The proposed new policy follows the “Yes means Yes” law that was signed by California Gov. Jerry Brown in late September of this year. The law requires colleges and universities to adopt protocols which clearly state, without any ambiguity, that participants willingly consented to sex by saying yes.
It also emphasizes that consent is revocable, which is to say that “consent must be ongoing throughout a sexual encounter” and that once it is withdrawn, “the sexual activity must stop immediately.” The proposed policy also borrowed from the old policy in that consent cannot be given when a person is incapacitated or intoxicated.
Another addition to the policy is the prohibition of “harassment that is not sexual in nature but is based on gender, gender identity, gender expression, sex- or gender-stereotyping or sexual orientation” and anything that “denies or limits a person’s ability to participate in or benefit from University educational programs, employment or services.”
The proposed new policy also says that the changes “shall be disseminated widely to the University community through publications, websites, new employee orientations, student orientations and other appropriate channels of communication.”
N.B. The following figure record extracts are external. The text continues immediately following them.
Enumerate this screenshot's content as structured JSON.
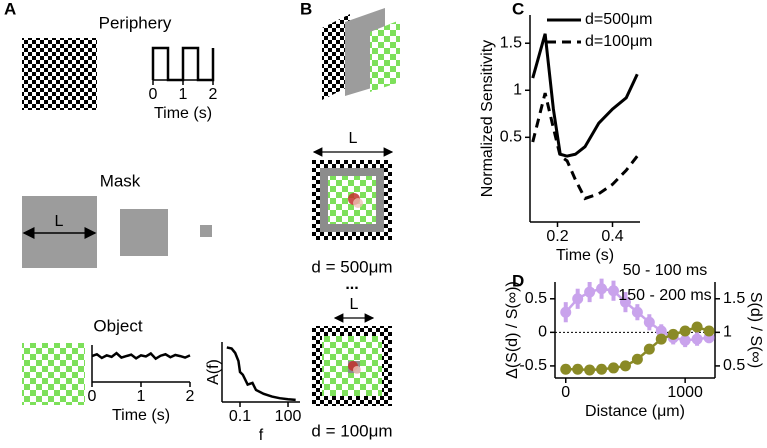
{
  "figure": {
    "panel_a": "A",
    "periphery": "Periphery",
    "mask": "Mask",
    "mask_size": "L",
    "object": "Object",
    "panel_b": "B",
    "size_top": "L",
    "d_top": "d = 500μm",
    "ellipsis": "...",
    "size_bottom": "L",
    "d_bottom": "d = 100μm",
    "panel_c": "C",
    "panel_d": "D"
  },
  "chart_data": [
    {
      "type": "line",
      "xlabel": "Time (s)",
      "x": [
        0,
        0,
        0.5,
        0.5,
        1,
        1,
        1.5,
        1.5,
        2,
        2
      ],
      "values": [
        0,
        1,
        1,
        0,
        0,
        1,
        1,
        0,
        0,
        1
      ],
      "xlim": [
        0,
        2
      ],
      "ylim": [
        0,
        1
      ],
      "xticks": [
        0,
        1,
        2
      ],
      "color": "#000000"
    },
    {
      "type": "line",
      "xlabel": "Time (s)",
      "x": [
        0,
        0.1,
        0.2,
        0.3,
        0.4,
        0.5,
        0.6,
        0.7,
        0.8,
        0.9,
        1,
        1.1,
        1.2,
        1.3,
        1.4,
        1.5,
        1.6,
        1.7,
        1.8,
        1.9,
        2
      ],
      "values": [
        0.7,
        0.75,
        0.65,
        0.72,
        0.68,
        0.78,
        0.66,
        0.7,
        0.74,
        0.64,
        0.72,
        0.69,
        0.77,
        0.63,
        0.71,
        0.75,
        0.67,
        0.73,
        0.7,
        0.66,
        0.72
      ],
      "xlim": [
        0,
        2
      ],
      "ylim": [
        0,
        1
      ],
      "xticks": [
        0,
        1,
        2
      ],
      "color": "#000000"
    },
    {
      "type": "line",
      "xlabel": "f",
      "ylabel": "A(f)",
      "xlog": true,
      "x": [
        0.015,
        0.03,
        0.05,
        0.08,
        0.1,
        0.15,
        0.3,
        0.6,
        1,
        3,
        10,
        30,
        100,
        300
      ],
      "values": [
        1.0,
        0.98,
        0.9,
        0.75,
        0.55,
        0.5,
        0.32,
        0.35,
        0.22,
        0.15,
        0.1,
        0.07,
        0.05,
        0.04
      ],
      "xlim": [
        0.0075,
        560
      ],
      "ylim": [
        0,
        1.1
      ],
      "xticks": [
        0.1,
        100
      ],
      "color": "#000000"
    },
    {
      "type": "line",
      "xlabel": "Time (s)",
      "ylabel": "Normalized Sensitivity",
      "x": [
        0.11,
        0.155,
        0.185,
        0.21,
        0.235,
        0.265,
        0.3,
        0.35,
        0.4,
        0.45,
        0.49
      ],
      "series": [
        {
          "name": "d=500μm",
          "color": "#000000",
          "style": "solid",
          "values": [
            1.13,
            1.6,
            0.8,
            0.32,
            0.3,
            0.32,
            0.4,
            0.65,
            0.8,
            0.92,
            1.17
          ]
        },
        {
          "name": "d=100μm",
          "color": "#000000",
          "style": "dashed",
          "values": [
            0.45,
            0.97,
            0.6,
            0.3,
            0.25,
            0.05,
            -0.15,
            -0.1,
            0.0,
            0.15,
            0.3
          ]
        }
      ],
      "xlim": [
        0.1,
        0.5
      ],
      "ylim": [
        -0.4,
        1.8
      ],
      "xticks": [
        0.2,
        0.4
      ],
      "yticks": [
        0.5,
        1,
        1.5
      ],
      "legend": "top-right"
    },
    {
      "type": "errorbar",
      "xlabel": "Distance (μm)",
      "ylabel": "Δ(S(d) / S(∞))",
      "y2label": "S(d) / S(∞)",
      "x": [
        0,
        100,
        200,
        300,
        400,
        500,
        600,
        700,
        800,
        900,
        1000,
        1100,
        1200
      ],
      "series": [
        {
          "name": "50 - 100 ms",
          "color": "#c9a3ec",
          "values": [
            0.3,
            0.5,
            0.6,
            0.65,
            0.62,
            0.45,
            0.3,
            0.15,
            0.02,
            -0.08,
            -0.12,
            -0.1,
            -0.08
          ],
          "errors": [
            0.15,
            0.15,
            0.15,
            0.15,
            0.15,
            0.15,
            0.12,
            0.12,
            0.1,
            0.1,
            0.1,
            0.1,
            0.08
          ]
        },
        {
          "name": "150 - 200 ms",
          "color": "#8a8a26",
          "axis": "y2",
          "values": [
            0.45,
            0.45,
            0.44,
            0.45,
            0.47,
            0.5,
            0.6,
            0.75,
            0.9,
            0.97,
            1.02,
            1.08,
            1.02
          ],
          "errors": [
            0.04,
            0.04,
            0.04,
            0.04,
            0.04,
            0.04,
            0.05,
            0.05,
            0.05,
            0.05,
            0.05,
            0.06,
            0.05
          ]
        }
      ],
      "xlim": [
        -90,
        1250
      ],
      "ylim": [
        -0.68,
        0.75
      ],
      "y2lim": [
        0.32,
        1.75
      ],
      "xticks": [
        0,
        1000
      ],
      "yticks": [
        -0.5,
        0,
        0.5
      ],
      "y2ticks": [
        0.5,
        1,
        1.5
      ],
      "hline": 0
    }
  ]
}
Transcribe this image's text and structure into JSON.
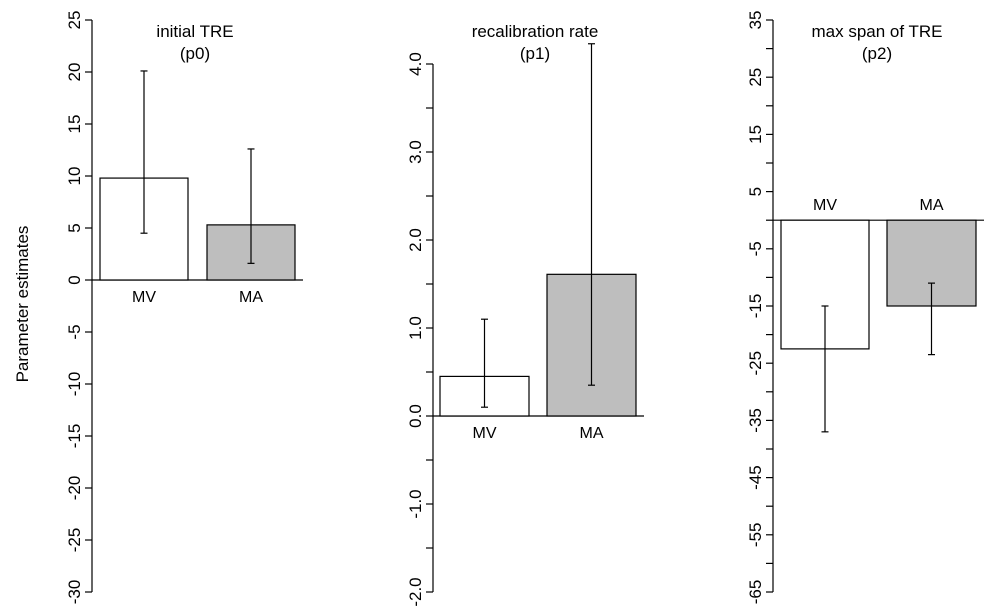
{
  "ylabel": "Parameter estimates",
  "colors": {
    "bar_mv": "#ffffff",
    "bar_ma": "#bebebe",
    "stroke": "#000000"
  },
  "chart_data": [
    {
      "type": "bar",
      "title": [
        "initial TRE",
        "(p0)"
      ],
      "categories": [
        "MV",
        "MA"
      ],
      "values": [
        9.8,
        5.3
      ],
      "error_low": [
        4.5,
        1.6
      ],
      "error_high": [
        20.1,
        12.6
      ],
      "ylim": [
        -30,
        25
      ],
      "yticks": [
        -30,
        -25,
        -20,
        -15,
        -10,
        -5,
        0,
        5,
        10,
        15,
        20,
        25
      ],
      "ytick_labels": [
        "-30",
        "-25",
        "-20",
        "-15",
        "-10",
        "-5",
        "0",
        "5",
        "10",
        "15",
        "20",
        "25"
      ],
      "category_labels_position": "below"
    },
    {
      "type": "bar",
      "title": [
        "recalibration rate",
        "(p1)"
      ],
      "categories": [
        "MV",
        "MA"
      ],
      "values": [
        0.45,
        1.61
      ],
      "error_low": [
        0.1,
        0.35
      ],
      "error_high": [
        1.1,
        4.23
      ],
      "ylim": [
        -2.0,
        4.5
      ],
      "yticks": [
        -2.0,
        -1.5,
        -1.0,
        -0.5,
        0.0,
        0.5,
        1.0,
        1.5,
        2.0,
        2.5,
        3.0,
        3.5,
        4.0
      ],
      "ytick_labels": [
        "-2.0",
        "",
        "-1.0",
        "",
        "0.0",
        "",
        "1.0",
        "",
        "2.0",
        "",
        "3.0",
        "",
        "4.0"
      ],
      "category_labels_position": "below"
    },
    {
      "type": "bar",
      "title": [
        "max span of TRE",
        "(p2)"
      ],
      "categories": [
        "MV",
        "MA"
      ],
      "values": [
        -22.5,
        -15
      ],
      "error_low": [
        -37,
        -23.5
      ],
      "error_high": [
        -15,
        -11
      ],
      "ylim": [
        -65,
        35
      ],
      "yticks": [
        -65,
        -60,
        -55,
        -50,
        -45,
        -40,
        -35,
        -30,
        -25,
        -20,
        -15,
        -10,
        -5,
        0,
        5,
        10,
        15,
        20,
        25,
        30,
        35
      ],
      "ytick_labels": [
        "-65",
        "",
        "-55",
        "",
        "-45",
        "",
        "-35",
        "",
        "-25",
        "",
        "-15",
        "",
        "-5",
        "",
        "5",
        "",
        "15",
        "",
        "25",
        "",
        "35"
      ],
      "category_labels_position": "above"
    }
  ]
}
Additionally, the policy obligates each of those locations to “make preventive educational materials available to all members of the University community” and “designate University employees responsible for reporting sexual harassment and sexual violence and make available prevention training to designated employees.”
With regards to reporting acts of sexual harassment or sexual violence, the policy affirms that “any member of the University community may report conduct that may constitute sexual harassment or sexual violence.” It then requires that the “supervisors, managers and other designated employees are responsible for promptly forwarding such reports” to the designated local official.
The policy also warns that any member of the University community who is found to have engaged in sexual harassment or sexual violence is “subject to disciplinary action including dismissal in accordance with the applicable University disciplinary procedure or other University policy.”
Finally, it also includes a section recognizing the importance of the right to free speech and academic freedom and indicates its commitment to protecting both. However, the policy also clarifies that those rights are not limitless and “do not protect speech or expressive conduct that violates federal or state anti-discrimination laws.”
Khosla said in the email that the University is inviting comments on the proposed policy as part of a formal review. The Office of Prevention of Harassment and Discrimination will accept comments or questions until Nov. 16.
Neither the Sexual Assault and Violence Prevention Resource Center nor University communications specialist Christine Clark could be reached by press time for comment.